Celle qui a reçu comme cadeau de sa grand-mère sa toute première guitare à l’âge de 14 ans a présenté ses deux opus, Dépanneur Pierrette (2016) et Chez Té Mille (2019) , avec une énergie contagieuse. D’une forme splendide vocalement, elle n’a pas pris de temps pour occuper tout l’espace de la scène, grattant ses guitares comme s’il n’y avait pas de lendemain avec ses talentueux musiciens qui participaient activement. Leurs solos complices donnaient le sourire et le goût de danser.


Sara Dufour a évidemment profité de ce spectacle réunissant une foule diversifiée pour afficher sa colorée personnalité. Originaire de Dolbeau-Mistassini au Saguenay-Lac-Saint-Jean, elle a déclaré, en guise d’introduction à la chanson J’tu due pour caller l’cube, qu’on peut sortir la fille du lac mais pas le lac de la fille, et que c’est pour cette raison que la nature et les voyages sont d’une importance capitale pour elle, même si elle demeure à Montréal. Boire de la bière, faire des road trips ou juste chiller entre amis font partie de ses activités préférées, comme peuvent en témoigner les pièces Chic-Chocs, Dans l’sens contraire et Chez nous c’est Ski-Doo, trois hymnes qui ont déménagé et fait lever le party!

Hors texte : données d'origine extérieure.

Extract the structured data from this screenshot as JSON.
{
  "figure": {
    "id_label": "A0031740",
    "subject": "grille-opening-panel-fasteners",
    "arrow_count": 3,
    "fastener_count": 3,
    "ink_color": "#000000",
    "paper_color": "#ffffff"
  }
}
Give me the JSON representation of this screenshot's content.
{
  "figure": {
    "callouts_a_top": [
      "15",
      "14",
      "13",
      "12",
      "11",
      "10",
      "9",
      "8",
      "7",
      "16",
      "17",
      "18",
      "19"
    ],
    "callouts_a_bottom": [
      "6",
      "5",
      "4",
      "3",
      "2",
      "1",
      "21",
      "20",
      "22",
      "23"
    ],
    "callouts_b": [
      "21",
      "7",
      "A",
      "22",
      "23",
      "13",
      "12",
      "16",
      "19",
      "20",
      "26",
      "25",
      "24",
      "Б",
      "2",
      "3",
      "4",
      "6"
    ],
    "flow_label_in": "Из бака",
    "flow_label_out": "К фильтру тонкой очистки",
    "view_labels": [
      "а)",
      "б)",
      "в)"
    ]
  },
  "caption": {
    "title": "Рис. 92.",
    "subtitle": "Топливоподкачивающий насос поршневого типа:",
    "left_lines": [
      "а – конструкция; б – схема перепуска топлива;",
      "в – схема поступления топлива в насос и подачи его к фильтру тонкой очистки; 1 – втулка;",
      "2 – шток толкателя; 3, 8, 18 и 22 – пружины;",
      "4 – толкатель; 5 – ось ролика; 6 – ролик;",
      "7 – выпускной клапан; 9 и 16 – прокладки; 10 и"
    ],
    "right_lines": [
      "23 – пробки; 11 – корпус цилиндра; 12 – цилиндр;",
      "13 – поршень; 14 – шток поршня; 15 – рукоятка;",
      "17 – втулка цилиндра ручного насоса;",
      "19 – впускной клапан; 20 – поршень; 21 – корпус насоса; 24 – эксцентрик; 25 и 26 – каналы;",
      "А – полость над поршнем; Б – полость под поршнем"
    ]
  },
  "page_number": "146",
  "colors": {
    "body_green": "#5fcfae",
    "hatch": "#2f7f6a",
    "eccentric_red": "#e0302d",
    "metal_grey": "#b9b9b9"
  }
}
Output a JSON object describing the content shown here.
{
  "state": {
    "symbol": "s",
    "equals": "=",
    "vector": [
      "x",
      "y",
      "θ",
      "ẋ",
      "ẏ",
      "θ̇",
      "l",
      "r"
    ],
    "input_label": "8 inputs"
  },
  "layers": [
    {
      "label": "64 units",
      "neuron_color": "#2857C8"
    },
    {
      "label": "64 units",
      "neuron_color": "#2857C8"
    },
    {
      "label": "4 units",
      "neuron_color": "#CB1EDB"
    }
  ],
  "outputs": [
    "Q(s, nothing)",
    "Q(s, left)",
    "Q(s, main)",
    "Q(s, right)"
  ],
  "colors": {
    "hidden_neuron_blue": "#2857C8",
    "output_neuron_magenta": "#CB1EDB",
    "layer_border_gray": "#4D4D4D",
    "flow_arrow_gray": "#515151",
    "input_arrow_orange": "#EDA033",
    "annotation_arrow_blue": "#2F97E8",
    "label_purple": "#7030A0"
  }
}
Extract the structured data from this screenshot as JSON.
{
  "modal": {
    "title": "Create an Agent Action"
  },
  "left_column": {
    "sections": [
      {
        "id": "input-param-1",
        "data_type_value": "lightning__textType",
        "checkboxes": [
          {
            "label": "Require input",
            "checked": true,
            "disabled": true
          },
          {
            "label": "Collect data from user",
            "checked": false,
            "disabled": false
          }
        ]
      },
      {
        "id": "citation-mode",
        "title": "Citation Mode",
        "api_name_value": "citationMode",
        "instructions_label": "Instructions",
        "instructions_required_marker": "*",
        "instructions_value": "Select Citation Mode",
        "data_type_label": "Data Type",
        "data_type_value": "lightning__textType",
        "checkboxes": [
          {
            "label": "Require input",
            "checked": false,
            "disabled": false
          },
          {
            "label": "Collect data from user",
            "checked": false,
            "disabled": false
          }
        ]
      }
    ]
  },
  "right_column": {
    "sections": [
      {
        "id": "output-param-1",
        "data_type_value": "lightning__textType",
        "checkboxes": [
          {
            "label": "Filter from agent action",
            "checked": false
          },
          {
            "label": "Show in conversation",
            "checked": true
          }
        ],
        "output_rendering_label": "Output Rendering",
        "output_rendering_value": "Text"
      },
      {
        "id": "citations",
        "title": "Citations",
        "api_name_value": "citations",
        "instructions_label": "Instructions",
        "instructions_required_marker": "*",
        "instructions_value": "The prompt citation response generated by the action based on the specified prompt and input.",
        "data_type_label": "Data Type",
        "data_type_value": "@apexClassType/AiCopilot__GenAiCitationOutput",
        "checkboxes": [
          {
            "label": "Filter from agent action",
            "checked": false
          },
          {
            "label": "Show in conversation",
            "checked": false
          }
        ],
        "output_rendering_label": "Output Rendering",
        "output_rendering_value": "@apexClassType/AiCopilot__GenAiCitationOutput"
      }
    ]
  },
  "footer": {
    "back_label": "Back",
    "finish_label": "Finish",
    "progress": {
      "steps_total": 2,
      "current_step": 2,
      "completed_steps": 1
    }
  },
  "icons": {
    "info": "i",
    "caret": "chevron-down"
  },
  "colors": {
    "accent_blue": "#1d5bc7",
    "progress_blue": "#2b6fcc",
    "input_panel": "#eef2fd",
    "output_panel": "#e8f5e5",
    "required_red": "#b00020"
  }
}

Avec son adorable accent et son débit survolté, l’artiste a raconté de savoureuses anecdotes qui créaient une magnifique proximité. Sa capacité de passer des larmes aux rires avec une telle fluidité impressionnait. La touchante Parce qu’ on s’aime, qui raconte l’histoire d’un couple qui traverses les tempêtes avec équilibre, mettait un baume sur le cœur alors que Gun à patate, qui relate l’idée de tirer des patates dans le lac lors d’une journée plutôt terne, nous sidérait par son humour inattendu et sa belle spontanéité.